Algo cayo del bolsillo.
Doblo meticulosamente la chaqueta y la dejo junto a los objetos de la mochila. Luego se agacho para coger lo que habia caido al suelo.
?Una cartera?
Era de cuero y bastante pequena, aunque era sorprendente lo que pesaba. La abrio y se echo a reir en voz alta.
No debia reirse, carraspeo y abrio los ojos de par en par para no llorar.
La risa no queria soltarlo y empezo a tener problemas para respirar.
Su terca madre se habia enfrentado a la muerte con una identificacion del Secret Service en el bolsillo.
La cartera se abria como un pequeno libro. El lado derecho estaba ornamentado con una placa de metal dorado en la que un aguila desplegaba las alas sobre un escudo con una estrella en el medio. Le recordaba el emblema de sheriff que le habia regalado su padre unas navidades, cuando tenia ocho anos, y ya no se reia.
En el lado izquierdo, en un bolsillo transparente, habia una tarjeta de identidad. Pertenecia a un hombre que se llamaba Jeffrey William Hunter. Un tipo apuesto, a juzgar por la fotografia. Tenia el pelo corto y espeso, y un gesto serio en sus grandes ojos.
El hombre de mediana edad que acababa de perder a su madre era taxista. Hacia ya rato que habia comenzado su turno y el coche estaba aparcado ante el edificio. No habia mandado aviso de no estar disponible, dar vueltas por la ciudad en el taxi le habia parecido igual de triste que quedarse solo en casa y sentir su pena.

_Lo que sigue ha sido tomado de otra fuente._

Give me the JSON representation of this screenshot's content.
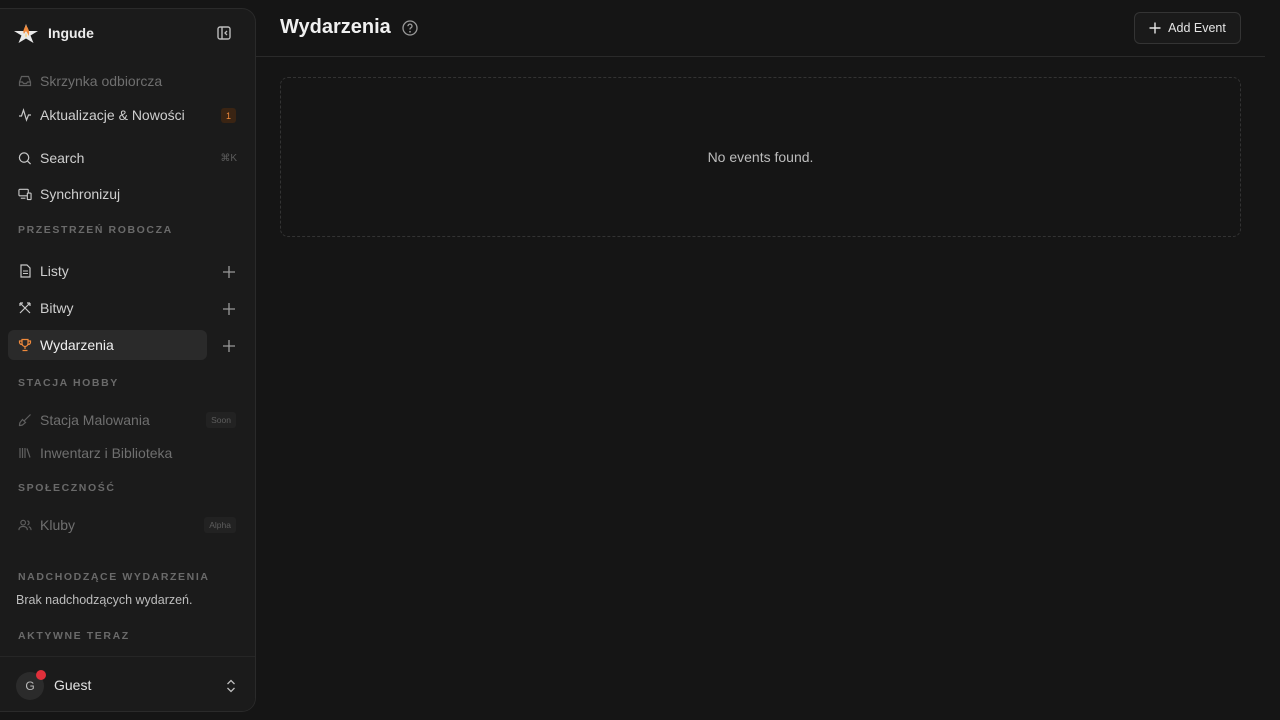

Pero ya no estaba tan seguro. Estudio el historiado emblema dorado. Por muchas vueltas que le diera, no conseguia comprender por que su madre habia estado en posesion de algo asi. La unica solucion que se le ocurria era que lo hubiera encontrado en el bosque. Tenia que habersele perdido a alguien.

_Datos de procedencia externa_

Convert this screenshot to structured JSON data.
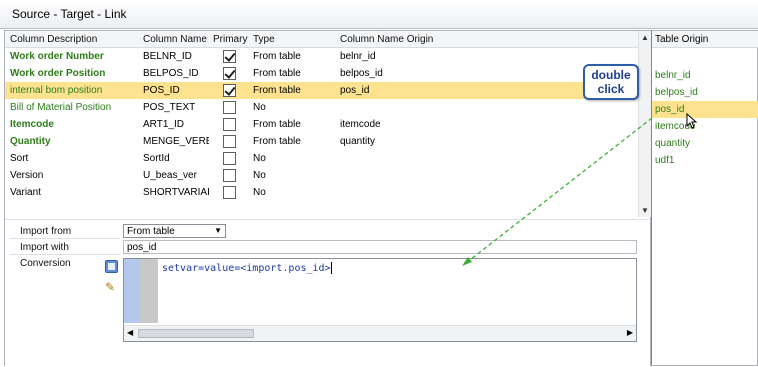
{
  "window": {
    "title": "Source - Target - Link"
  },
  "grid": {
    "columns": [
      "Column Description",
      "Column Name",
      "Primary",
      "Type",
      "Column Name Origin"
    ],
    "rows": [
      {
        "description": "Work order Number",
        "name": "BELNR_ID",
        "primary": true,
        "type": "From table",
        "origin": "belnr_id",
        "style": "bold"
      },
      {
        "description": "Work order Position",
        "name": "BELPOS_ID",
        "primary": true,
        "type": "From table",
        "origin": "belpos_id",
        "style": "bold"
      },
      {
        "description": "internal bom position",
        "name": "POS_ID",
        "primary": true,
        "type": "From table",
        "origin": "pos_id",
        "style": "green",
        "selected": true
      },
      {
        "description": "Bill of Material Position",
        "name": "POS_TEXT",
        "primary": false,
        "type": "No",
        "origin": "",
        "style": "green"
      },
      {
        "description": "Itemcode",
        "name": "ART1_ID",
        "primary": false,
        "type": "From table",
        "origin": "itemcode",
        "style": "bold"
      },
      {
        "description": "Quantity",
        "name": "MENGE_VERBI",
        "primary": false,
        "type": "From table",
        "origin": "quantity",
        "style": "bold"
      },
      {
        "description": "Sort",
        "name": "SortId",
        "primary": false,
        "type": "No",
        "origin": "",
        "style": "normal"
      },
      {
        "description": "Version",
        "name": "U_beas_ver",
        "primary": false,
        "type": "No",
        "origin": "",
        "style": "normal"
      },
      {
        "description": "Variant",
        "name": "SHORTVARIAI",
        "primary": false,
        "type": "No",
        "origin": "",
        "style": "normal"
      }
    ]
  },
  "form": {
    "import_from_label": "Import from",
    "import_from_value": "From table",
    "import_with_label": "Import with",
    "import_with_value": "pos_id",
    "conversion_label": "Conversion",
    "conversion_code": "setvar=value=<import.pos_id>"
  },
  "table_origin": {
    "header": "Table Origin",
    "items": [
      "belnr_id",
      "belpos_id",
      "pos_id",
      "itemcode",
      "quantity",
      "udf1"
    ],
    "selected_index": 2
  },
  "annotation": {
    "line1": "double",
    "line2": "click"
  },
  "colors": {
    "selection": "#fde38f",
    "green_text": "#2e7d1a",
    "arrow": "#3fae3a"
  },
  "icons": [
    "form-icon",
    "wand-icon",
    "checkmark-icon",
    "dropdown-arrow-icon",
    "mouse-cursor-icon"
  ]
}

Habia muchos agentes de esos en la ciudad. El mismo los habia visto, en torno al castillo de Akershus durante la cena oficial celebrada la noche antes del Dia Nacional.
Volvio a estudiar el rostro del desconocido.
Estaba muy serio, parecia casi triste.
El taxista se levanto de pronto. Dejo que las cosas de la madre se quedaran sobre la mesa y cogio las llaves del coche del gancho junto a la puerta.